The county has had a total of 253 cases.

The governor encouraged parents, families and communities to plan to take extra steps now to enjoy Halloween but to keep it safe. If the traditional trick-or-treat habits are followed, the current surge could turn into a tragedy, the governor said, the virus spreading even worse through the state.

Kentucky is in the red zone for cases, according to the White House. There are more Kentuckians hospitalized with COVID-19 now than ever before.

“Remember, the CDC doesn’t think we ought to be trick-or-treating at all.
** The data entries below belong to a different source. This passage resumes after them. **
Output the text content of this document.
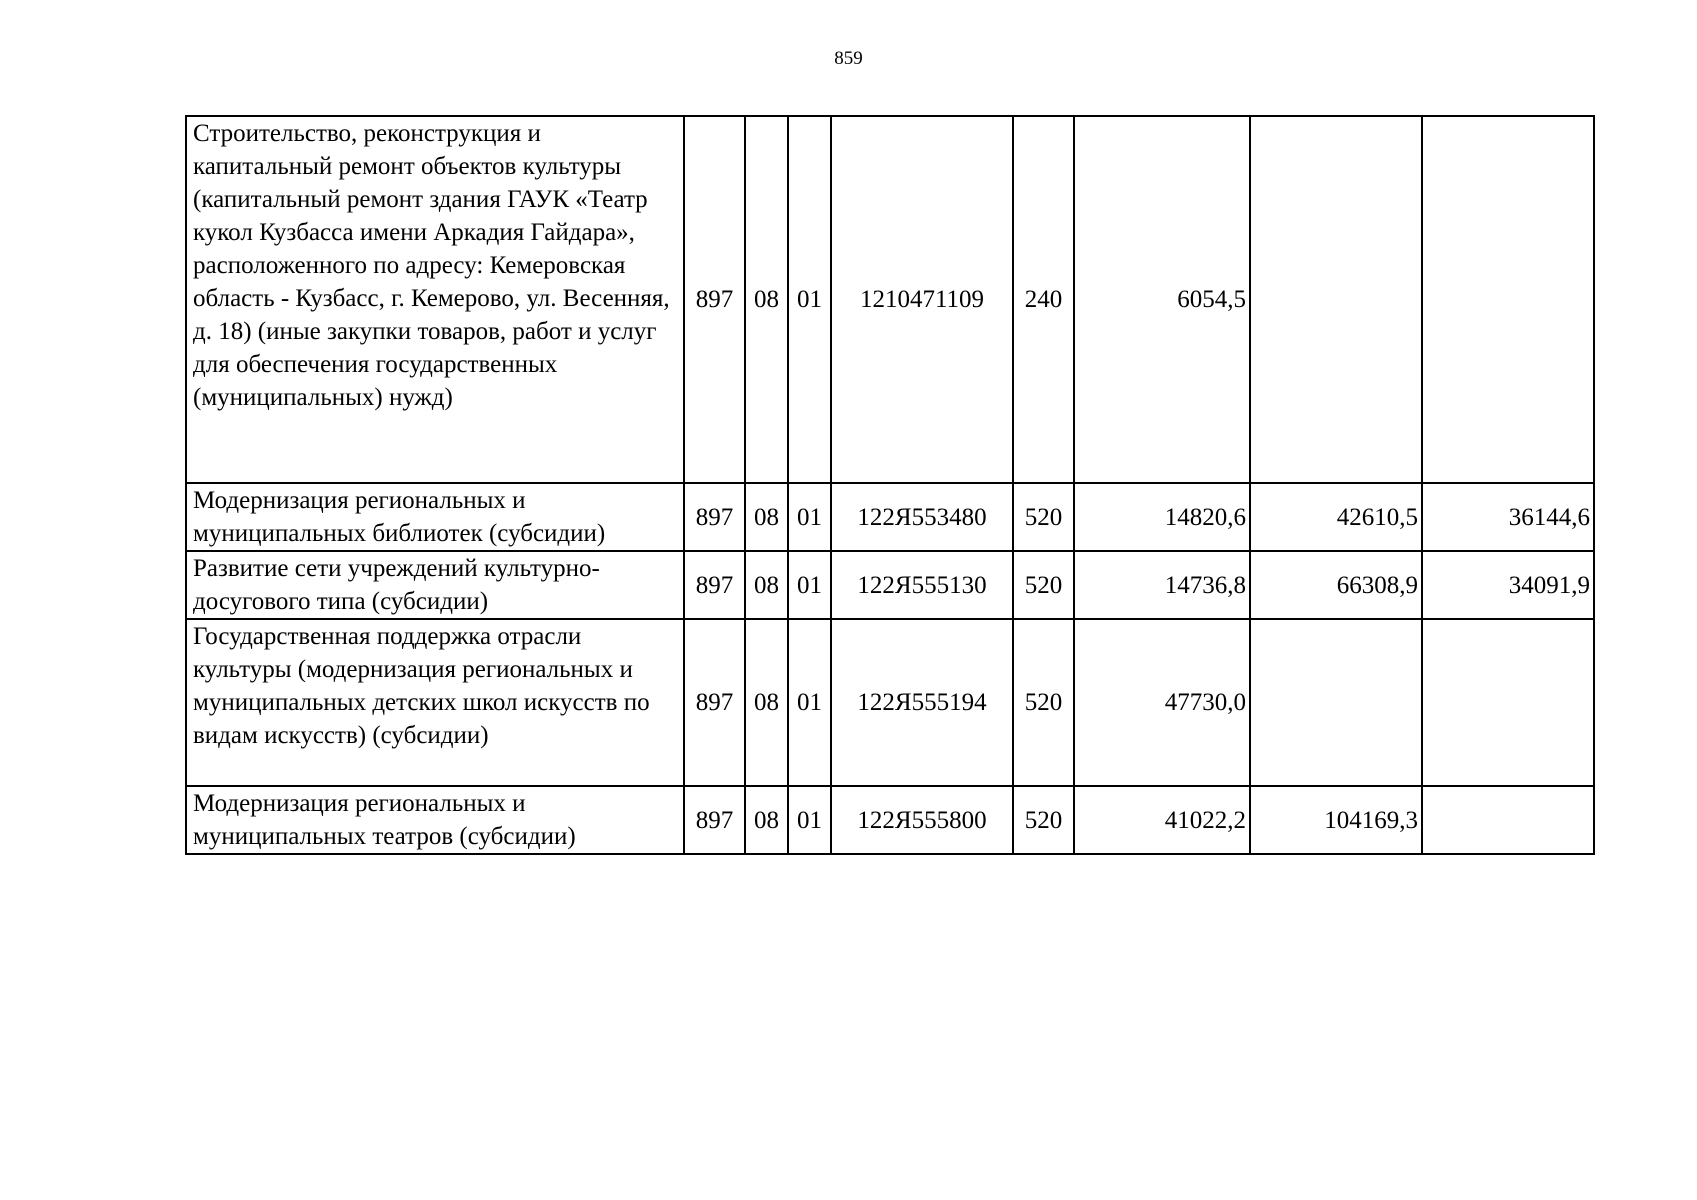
859
Строительство, реконструкция и капитальный ремонт объектов культуры (капитальный ремонт здания ГАУК «Театр кукол Кузбасса имени Аркадия Гайдара», расположенного по адресу: Кемеровская область - Кузбасс, г. Кемерово, ул. Весенняя, д. 18) (иные закупки товаров, работ и услуг для обеспечения государственных (муниципальных) нужд)	897	08	01	1210471109	240	6054,5		
Модернизация региональных и муниципальных библиотек (субсидии)	897	08	01	122Я553480	520	14820,6	42610,5	36144,6
Развитие сети учреждений культурно-досугового типа (субсидии)	897	08	01	122Я555130	520	14736,8	66308,9	34091,9
Государственная поддержка отрасли культуры (модернизация региональных и муниципальных детских школ искусств по видам искусств) (субсидии)	897	08	01	122Я555194	520	47730,0		
Модернизация региональных и муниципальных театров (субсидии)	897	08	01	122Я555800	520	41022,2	104169,3	
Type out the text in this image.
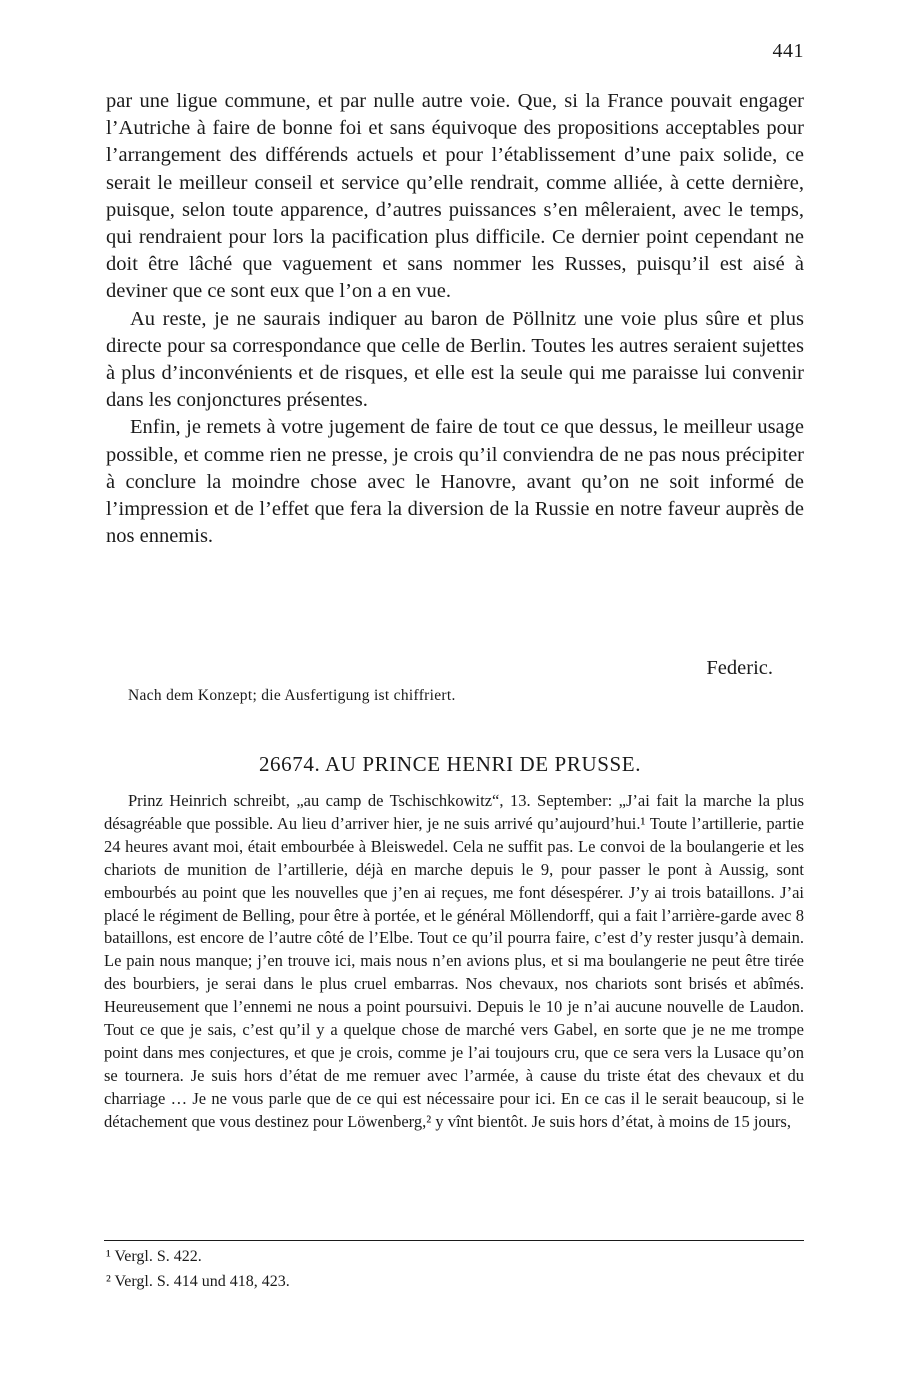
441

par une ligue commune, et par nulle autre voie. Que, si la France pouvait engager l’Autriche à faire de bonne foi et sans équivoque des propositions acceptables pour l’arrangement des différends actuels et pour l’établissement d’une paix solide, ce serait le meilleur conseil et service qu’elle rendrait, comme alliée, à cette dernière, puisque, selon toute apparence, d’autres puissances s’en mêleraient, avec le temps, qui rendraient pour lors la pacification plus difficile. Ce dernier point cependant ne doit être lâché que vaguement et sans nommer les Russes, puisqu’il est aisé à deviner que ce sont eux que l’on a en vue.

Au reste, je ne saurais indiquer au baron de Pöllnitz une voie plus sûre et plus directe pour sa correspondance que celle de Berlin. Toutes les autres seraient sujettes à plus d’inconvénients et de risques, et elle est la seule qui me paraisse lui convenir dans les conjonctures présentes.

Enfin, je remets à votre jugement de faire de tout ce que dessus, le meilleur usage possible, et comme rien ne presse, je crois qu’il conviendra de ne pas nous précipiter à conclure la moindre chose avec le Hanovre, avant qu’on ne soit informé de l’impression et de l’effet que fera la diversion de la Russie en notre faveur auprès de nos ennemis.

Federic.
Nach dem Konzept; die Ausfertigung ist chiffriert.
26674. AU PRINCE HENRI DE PRUSSE.
Prinz Heinrich schreibt, „au camp de Tschischkowitz“, 13. September: „J’ai fait la marche la plus désagréable que possible. Au lieu d’arriver hier, je ne suis arrivé qu’aujourd’hui.¹ Toute l’artillerie, partie 24 heures avant moi, était embourbée à Bleiswedel. Cela ne suffit pas. Le convoi de la boulangerie et les chariots de munition de l’artillerie, déjà en marche depuis le 9, pour passer le pont à Aussig, sont embourbés au point que les nouvelles que j’en ai reçues, me font désespérer. J’y ai trois bataillons. J’ai placé le régiment de Belling, pour être à portée, et le général Möllendorff, qui a fait l’arrière-garde avec 8 bataillons, est encore de l’autre côté de l’Elbe. Tout ce qu’il pourra faire, c’est d’y rester jusqu’à demain. Le pain nous manque; j’en trouve ici, mais nous n’en avions plus, et si ma boulangerie ne peut être tirée des bourbiers, je serai dans le plus cruel embarras. Nos chevaux, nos chariots sont brisés et abîmés. Heureusement que l’ennemi ne nous a point poursuivi. Depuis le 10 je n’ai aucune nouvelle de Laudon. Tout ce que je sais, c’est qu’il y a quelque chose de marché vers Gabel, en sorte que je ne me trompe point dans mes conjectures, et que je crois, comme je l’ai toujours cru, que ce sera vers la Lusace qu’on se tournera. Je suis hors d’état de me remuer avec l’armée, à cause du triste état des chevaux et du charriage … Je ne vous parle que de ce qui est nécessaire pour ici. En ce cas il le serait beaucoup, si le détachement que vous destinez pour Löwenberg,² y vînt bientôt. Je suis hors d’état, à moins de 15 jours,
¹ Vergl. S. 422.
² Vergl. S. 414 und 418, 423.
I know kids are going to do it. I know how excited our kids are to do it, so please make your plan on how you are going to follow these steps to do it safely,” said Beshear. “It’s a sacrifice, but I’d like to think its a small sacrifice to better protect our people, our children and our seniors.”

The Kentucky Department for Public Health (KDPH) has shared guidance online to help people choose fun, low-risk Halloween activities. Among the suggestions:

  • At all events and activities, wear a face covering, sanitize hands often and maintain six feet of distance from others.
  • Place individually wrapped candy outside on the porch, driveway or table.
  • If you plan to trick-or-treat, do so in family groups in your own neighborhood and avoid congregating in large groups.
  • Consider safer alternatives to trick-or-treating, including virtual Halloween costume contests, drive-by costume or car decorating contests with judges who are social distancing or a Halloween movie or game night at your home with your family.

The full KDPH Halloween guidance is available in English and Spanish; a one-page summary is also available in English and Spanish.